1) Peel the shrimp, reserving their heads and shells. Wash, soak the shrimp in water for an hour in a bowl. Change the water 3 or 4 times to remove the salt.

2) Pour the four cups water in a medium saucepan, and put the heads and shells of shrimp in, we had reserved. Add part of (1/4) of the chopped spices (tomato, onion, chili, cheiro-verde, garlic), boil for 5 minutes. Pour through a sieve and reserve the broth, discard the heads and shells now.

3) Pour 2 cups (1/2 liter) of water in a pan and cook the okra in the water until they are in a very bright green color. Drain them and set aside.

4) Pass one quarter of the shrimp by the grinder, to pulverize it. Pour the olive oil in a pot, add all the spices, the rest of the shrimp, the ground shrimp, malagueta peppers and saute. Remove the peppers after sautéing the shrimp.
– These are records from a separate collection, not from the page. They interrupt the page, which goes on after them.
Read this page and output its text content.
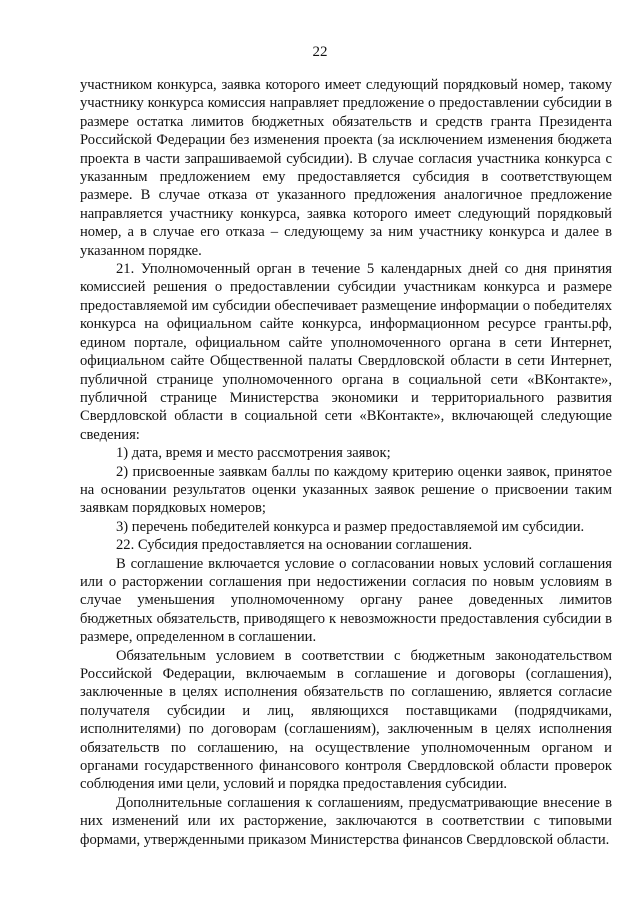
22

участником конкурса, заявка которого имеет следующий порядковый номер, такому участнику конкурса комиссия направляет предложение о предоставлении субсидии в размере остатка лимитов бюджетных обязательств и средств гранта Президента Российской Федерации без изменения проекта (за исключением изменения бюджета проекта в части запрашиваемой субсидии). В случае согласия участника конкурса с указанным предложением ему предоставляется субсидия в соответствующем размере. В случае отказа от указанного предложения аналогичное предложение направляется участнику конкурса, заявка которого имеет следующий порядковый номер, а в случае его отказа – следующему за ним участнику конкурса и далее в указанном порядке.

21. Уполномоченный орган в течение 5 календарных дней со дня принятия комиссией решения о предоставлении субсидии участникам конкурса и размере предоставляемой им субсидии обеспечивает размещение информации о победителях конкурса на официальном сайте конкурса, информационном ресурсе гранты.рф, едином портале, официальном сайте уполномоченного органа в сети Интернет, официальном сайте Общественной палаты Свердловской области в сети Интернет, публичной странице уполномоченного органа в социальной сети «ВКонтакте», публичной странице Министерства экономики и территориального развития Свердловской области в социальной сети «ВКонтакте», включающей следующие сведения:

1) дата, время и место рассмотрения заявок;

2) присвоенные заявкам баллы по каждому критерию оценки заявок, принятое на основании результатов оценки указанных заявок решение о присвоении таким заявкам порядковых номеров;

3) перечень победителей конкурса и размер предоставляемой им субсидии.

22. Субсидия предоставляется на основании соглашения.

В соглашение включается условие о согласовании новых условий соглашения или о расторжении соглашения при недостижении согласия по новым условиям в случае уменьшения уполномоченному органу ранее доведенных лимитов бюджетных обязательств, приводящего к невозможности предоставления субсидии в размере, определенном в соглашении.

Обязательным условием в соответствии с бюджетным законодательством Российской Федерации, включаемым в соглашение и договоры (соглашения), заключенные в целях исполнения обязательств по соглашению, является согласие получателя субсидии и лиц, являющихся поставщиками (подрядчиками, исполнителями) по договорам (соглашениям), заключенным в целях исполнения обязательств по соглашению, на осуществление уполномоченным органом и органами государственного финансового контроля Свердловской области проверок соблюдения ими цели, условий и порядка предоставления субсидии.

Дополнительные соглашения к соглашениям, предусматривающие внесение в них изменений или их расторжение, заключаются в соответствии с типовыми формами, утвержденными приказом Министерства финансов Свердловской области.
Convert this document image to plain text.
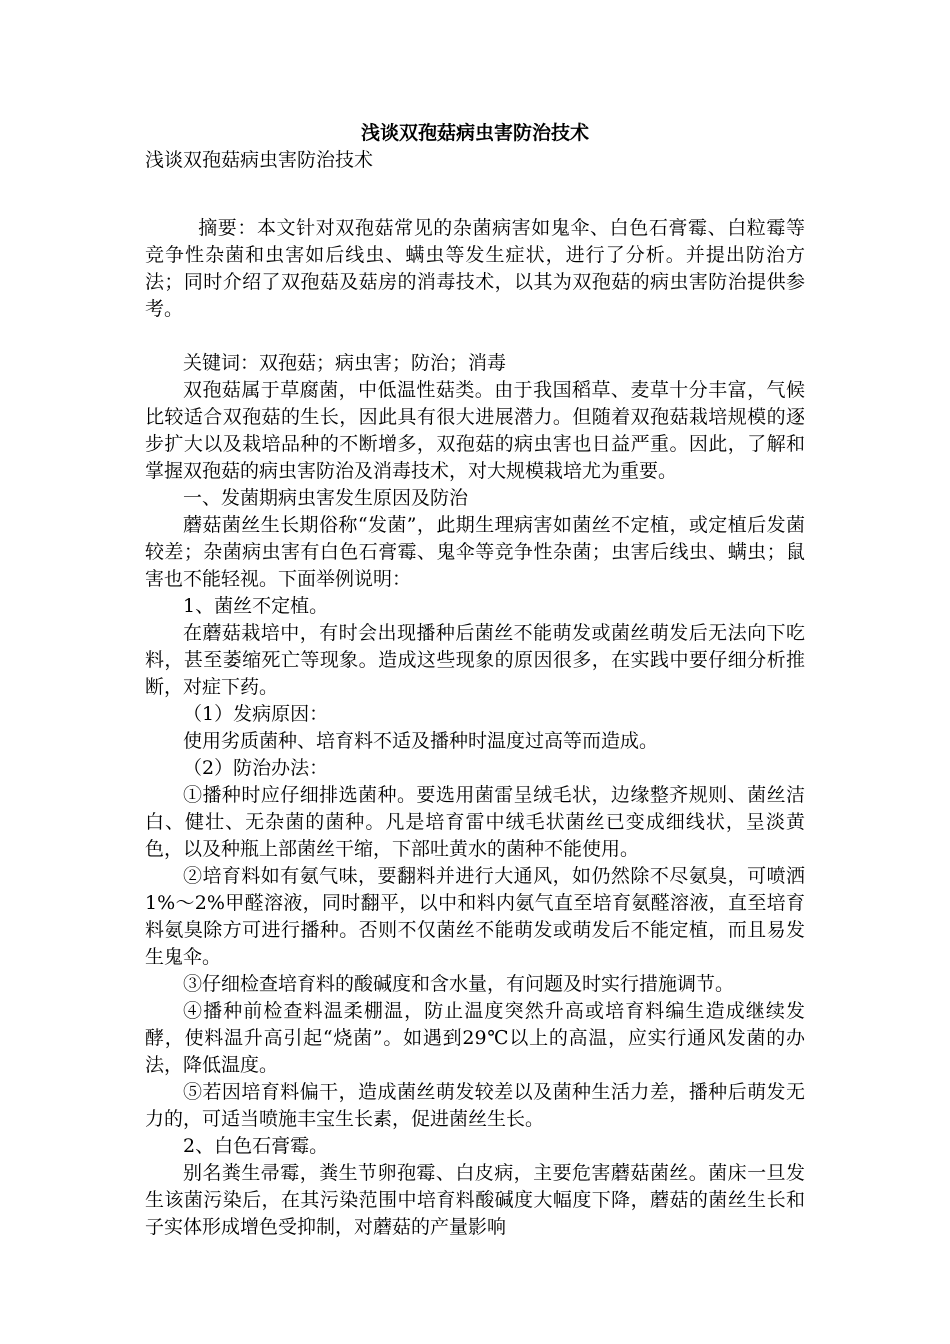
浅谈双孢菇病虫害防治技术

浅谈双孢菇病虫害防治技术

摘要：本文针对双孢菇常见的杂菌病害如鬼伞、白色石膏霉、白粒霉等竞争性杂菌和虫害如后线虫、螨虫等发生症状，进行了分析。并提出防治方法；同时介绍了双孢菇及菇房的消毒技术，以其为双孢菇的病虫害防治提供参考。

关键词：双孢菇；病虫害；防治；消毒

双孢菇属于草腐菌，中低温性菇类。由于我国稻草、麦草十分丰富，气候比较适合双孢菇的生长，因此具有很大进展潜力。但随着双孢菇栽培规模的逐步扩大以及栽培品种的不断增多，双孢菇的病虫害也日益严重。因此，了解和掌握双孢菇的病虫害防治及消毒技术，对大规模栽培尤为重要。

一、发菌期病虫害发生原因及防治

蘑菇菌丝生长期俗称“发菌”，此期生理病害如菌丝不定植，或定植后发菌较差；杂菌病虫害有白色石膏霉、鬼伞等竞争性杂菌；虫害后线虫、螨虫；鼠害也不能轻视。下面举例说明：

1、菌丝不定植。

在蘑菇栽培中，有时会出现播种后菌丝不能萌发或菌丝萌发后无法向下吃料，甚至萎缩死亡等现象。造成这些现象的原因很多，在实践中要仔细分析推断，对症下药。

（1）发病原因：

使用劣质菌种、培育料不适及播种时温度过高等而造成。

（2）防治办法：

①播种时应仔细排选菌种。要选用菌雷呈绒毛状，边缘整齐规则、菌丝洁白、健壮、无杂菌的菌种。凡是培育雷中绒毛状菌丝已变成细线状，呈淡黄色，以及种瓶上部菌丝干缩，下部吐黄水的菌种不能使用。

②培育料如有氨气味，要翻料并进行大通风，如仍然除不尽氨臭，可喷洒1%～2%甲醛溶液，同时翻平，以中和料内氨气直至培育氨醛溶液，直至培育料氨臭除方可进行播种。否则不仅菌丝不能萌发或萌发后不能定植，而且易发生鬼伞。

③仔细检查培育料的酸碱度和含水量，有问题及时实行措施调节。

④播种前检查料温柔棚温，防止温度突然升高或培育料编生造成继续发酵，使料温升高引起“烧菌”。如遇到29℃以上的高温，应实行通风发菌的办法，降低温度。

⑤若因培育料偏干，造成菌丝萌发较差以及菌种生活力差，播种后萌发无力的，可适当喷施丰宝生长素，促进菌丝生长。

2、白色石膏霉。

别名粪生帚霉，粪生节卵孢霉、白皮病，主要危害蘑菇菌丝。菌床一旦发生该菌污染后，在其污染范围中培育料酸碱度大幅度下降，蘑菇的菌丝生长和子实体形成增色受抑制，对蘑菇的产量影响
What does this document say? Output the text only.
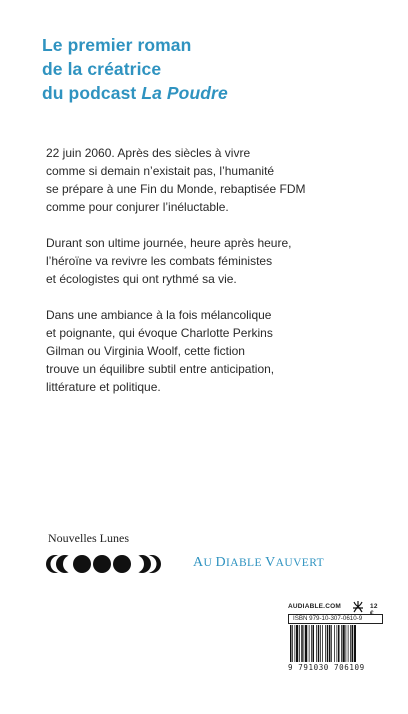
Le premier roman
de la créatrice
du podcast La Poudre

22 juin 2060. Après des siècles à vivre
comme si demain n’existait pas, l’humanité
se prépare à une Fin du Monde, rebaptisée FDM
comme pour conjurer l’inéluctable.

Durant son ultime journée, heure après heure,
l’héroïne va revivre les combats féministes
et écologistes qui ont rythmé sa vie.

Dans une ambiance à la fois mélancolique
et poignante, qui évoque Charlotte Perkins
Gilman ou Virginia Woolf, cette fiction
trouve un équilibre subtil entre anticipation,
littérature et politique.

Nouvelles Lunes
AU DIABLE VAUVERT
AUDIABLE.COM	12 €
ISBN 979-10-307-0610-9
9 791030 706109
5) Dissolve the flour in a little bit of cold water. Add to stew a little of the reserved shrimp broth and all of the okra. Stir well with a wooden spoon and gradually add the flour to avoid making lumps, add the palm oil and cook for another 15 minutes. If necessary, add a little more of the reserved shrimp broth. Serve hot with white rice.